1. Introduction
Access control is a fundamental issue of any security system, and it is mainly devoted to checking the truthfulness of users’ claimed identity, in order to both verify personal access rights and support tracing and logging services. Access control implies authorization, and it strongly relies on identity analysis and authentication. Within a company structure, the requirements and rules that preside over the access control may differ with respect to different locations, expected actions, and functions of principals. Moreover, they can vary over time. The main focus of this paper is authentication (i.e., the process of confirming the identity of an entity), and its deployment in a real context within a company security system where it should be responsible for regulating the main access and the transit to the different zones inside the company itself.
Authentication involves the verification of the validity of at least one form of identification (e.g., documents, digital certificate, biometric identifiers, etc.). The most interesting approach for identity assessment falls into the category “checking something that the user is or does” as the factors of authentication, known as inherence factors. Examples of inherence factors are static or dynamic biometric parameters like face, fingerprint, iris, retinal pattern, signature, voice, etc. These biometric identifiers are distinctive and measurable characteristics which can be used to label and describe individuals in an almost unique way [
1]. There are several advantages in using biometrics: they cannot be lost or forgotten, and they require the person under recognition to be present at the check point. Additionally, it is difficult to forge them.
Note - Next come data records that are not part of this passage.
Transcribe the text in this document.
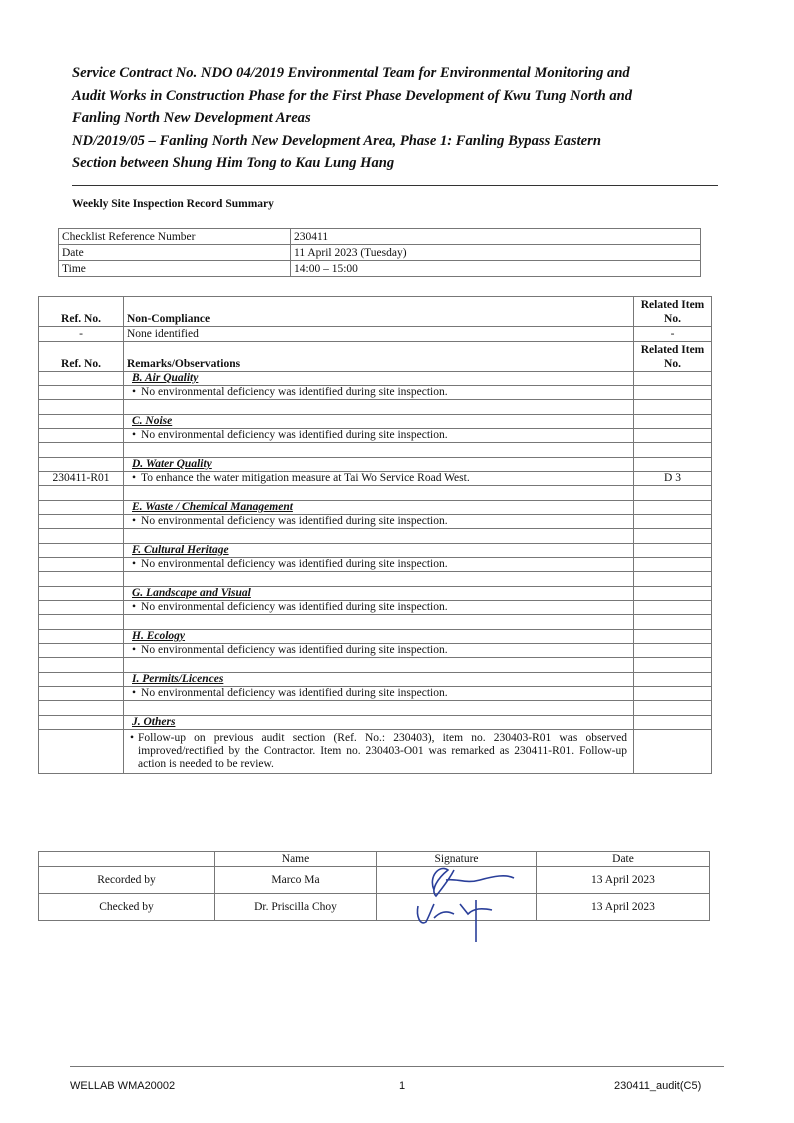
Service Contract No. NDO 04/2019 Environmental Team for Environmental Monitoring and
Audit Works in Construction Phase for the First Phase Development of Kwu Tung North and
Fanling North New Development Areas
ND/2019/05 – Fanling North New Development Area, Phase 1: Fanling Bypass Eastern
Section between Shung Him Tong to Kau Lung Hang
Weekly Site Inspection Record Summary
Checklist Reference Number	230411
Date	11 April 2023 (Tuesday)
Time	14:00 – 15:00
Ref. No.	Non-Compliance	Related Item No.
-	None identified	-
Ref. No.	Remarks/Observations	Related Item No.
	B. Air Quality	
	• No environmental deficiency was identified during site inspection.	

	C. Noise	
	• No environmental deficiency was identified during site inspection.	

	D. Water Quality	
230411-R01	• To enhance the water mitigation measure at Tai Wo Service Road West.	D 3

	E. Waste / Chemical Management	
	• No environmental deficiency was identified during site inspection.	

	F. Cultural Heritage	
	• No environmental deficiency was identified during site inspection.	

	G. Landscape and Visual	
	• No environmental deficiency was identified during site inspection.	

	H. Ecology	
	• No environmental deficiency was identified during site inspection.	

	I. Permits/Licences	
	• No environmental deficiency was identified during site inspection.	

	J. Others	
	• Follow-up on previous audit section (Ref. No.: 230403), item no. 230403-R01 was observed improved/rectified by the Contractor. Item no. 230403-O01 was remarked as 230411-R01. Follow-up action is needed to be review.	
	Name	Signature	Date
Recorded by	Marco Ma		13 April 2023
Checked by	Dr. Priscilla Choy		13 April 2023
WELLAB WMA20002	1	230411_audit(C5)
Each biometric has its strengths and weaknesses, and the choice depends on the application. No single biometric is expected to effectively meet the security requirements of all the applications, thus each biometric technique is admissible and there is no “optimal” biometric characteristic [
2]. The match between a specific biometric and an application is determined depending upon the operational mode of the application and the properties of the chosen biometric itself.
Biometrics can be either singularly or simultaneously used for identification. In [
3], a system that couples One-Time-Password technique with face recognition has been proposed. As there is no proof of correlation among the different biometric parameters of an individual, the combination of independent sources of information is very promising for the improvement of the quality of the recognition process. Multi-biometric systems are biometric systems that consolidate multiple sources of biometric evidence; the integration of evidence is known as fusion, and there are various levels of fusion, which can be divided into two broad categories: pre-classification (fusion before matching) and post-classification (fusion after matching) [
4,
5]. Depending on the nature of the sources, multi-biometric systems can also be classified into different categories; multi-sensor systems, multi-algorithm systems, multi-instance systems, multi-sample systems, multi-modal systems, and hybrid systems [
6].
Multi-modal biometric systems are more reliable than uni-modal systems due to the presence of multiple and independent pieces of evidence [
7]. They address the problem of non-universality, since multiple traits ensure sufficient population coverage and provide anti-spoofing measures by making it difficult for an intruder to simultaneously spoof different biometric traits of a legitimate user. A system can operate either in selection or checking mode. The former is an identification process: a person’s traits are acquired to establish the identity of the individual; it is a one-to-many search process in which the biometric characteristics set against all the database entries that represent enrolled users, in order to find those biometric references with a specific degree of similarity. The latter is about verification: a person’s traits are acquired in order to verify the claimed identity (e.g., a user name) of the unknown individual; it is a one-to-one comparison in which the submitted biometric characteristics set against a specified stored biometric reference and returns both the comparison score and the decision.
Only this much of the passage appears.